ECTS provides transparency through the following means:

  • ECTS credits, which are numerical values allocated to course units to describe the student workload required to complete them. They reflect the quantity of work each course unit requires in relation to the total quantity of work necessary to complete a full year of academic study at the institution, that is, lectures, practical work, seminars, tutorials, fieldwork, private study – in the library or at home – and examinations or other assessment activities. ECTS is thus based on a full student workload and not limited to contact hours only. In ECTS, 60 credits represent the workload of an academic year of study and normally 30 credits for a semester and 20 credits for a term.
  • The ECTS information package which supplies written information to students and staff on institutions, departments/faculties, the organisation and structure of studies and course units.
  • The ECTS learning agreement covering the programme of study to be taken and the ECTS credits to be awarded for their satisfactory completion, committing the student to undertaking study abroad as an integral part of his or her higher education, the home institution to guaranteeing full academic recognition of the credits gained abroad, and the host institution to providing the agreed course units, subject to timetabling.
  • The ECTS transcript of records which shows students’ learning achievements in a way which is comprehensive, commonly understood and easily transferable from one institution to another.

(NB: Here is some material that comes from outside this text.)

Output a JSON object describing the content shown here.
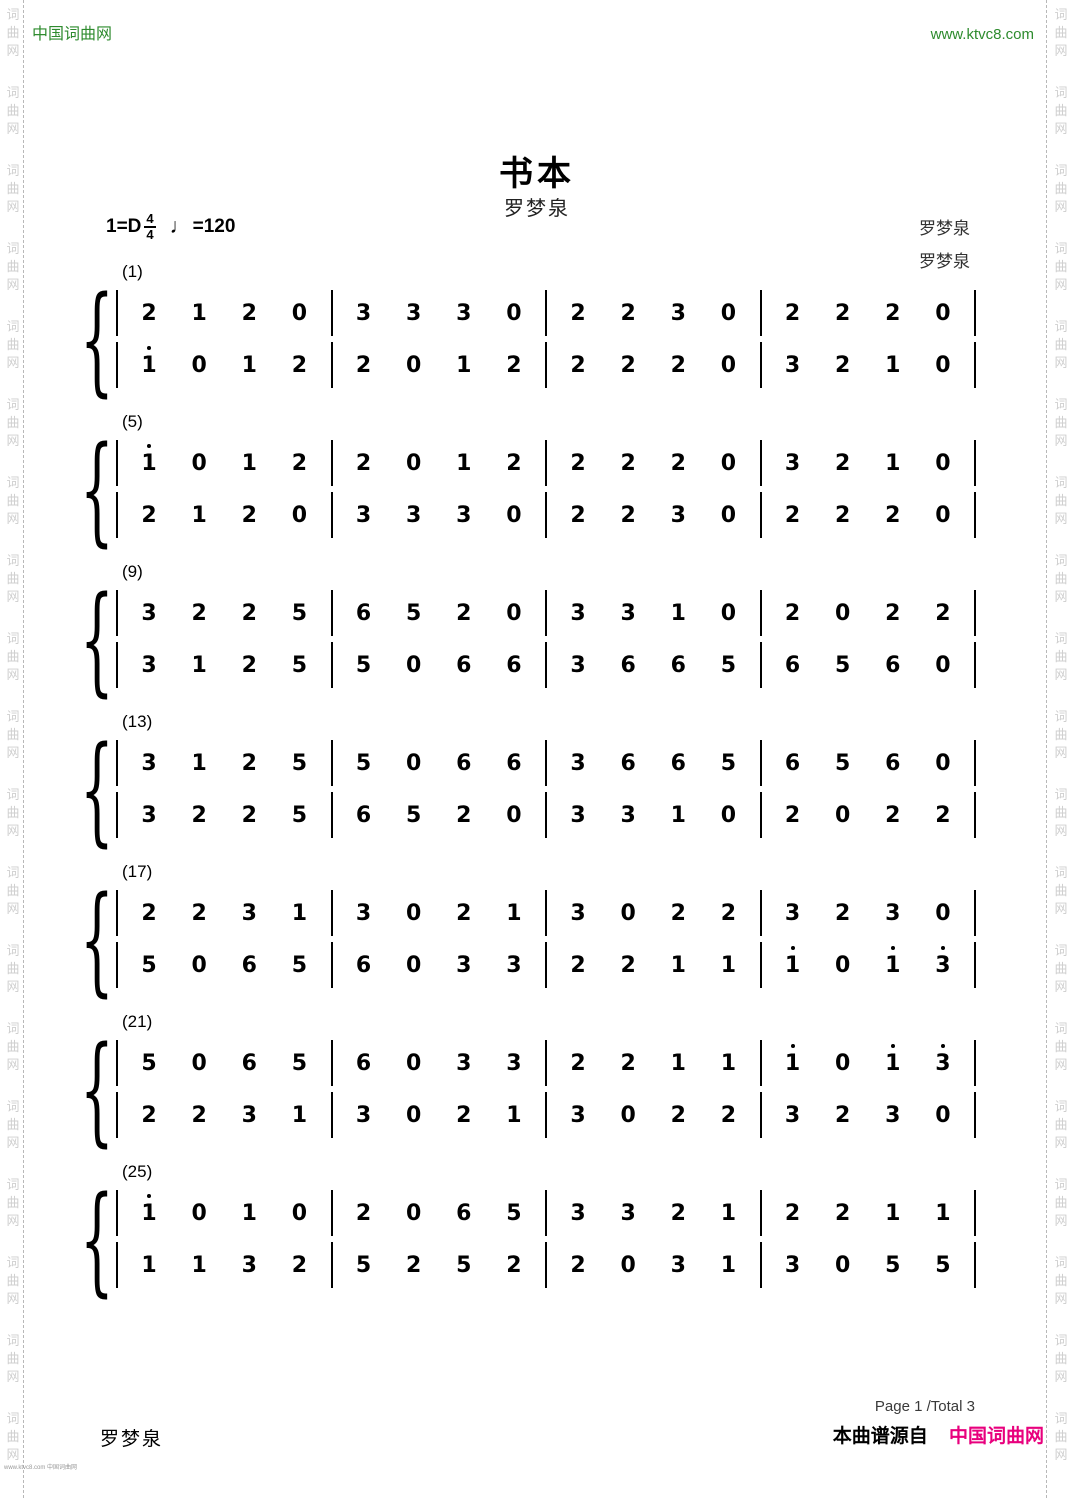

The full range of course units of the department/faculty using ECTS should in principle be made available to the mobile student, including taught doctorate course units. Students should be enabled to follow regular course units – and not courses specifically designed for them – and should not be precluded from the possibility of fulfilling the host institution’s requirements for a degree or diploma. ECTS credits ensure that the programme will be reasonable in terms of workload for the period of study abroad.

ECTS also enables further studies abroad. With ECTS, a student will not necessarily go back to the home institution after the study period abroad; he/she may prefer to stay at the host institution – possibly to gain a degree – or even move to a third institution. The institutions themselves decide whether or not this is acceptable, and what conditions the student must fulfil to obtain a diploma or transfer registration. The transcript of records is particularly useful in this context as it provides a history of the students’ academic achievements, which will help institutions to make these decisions.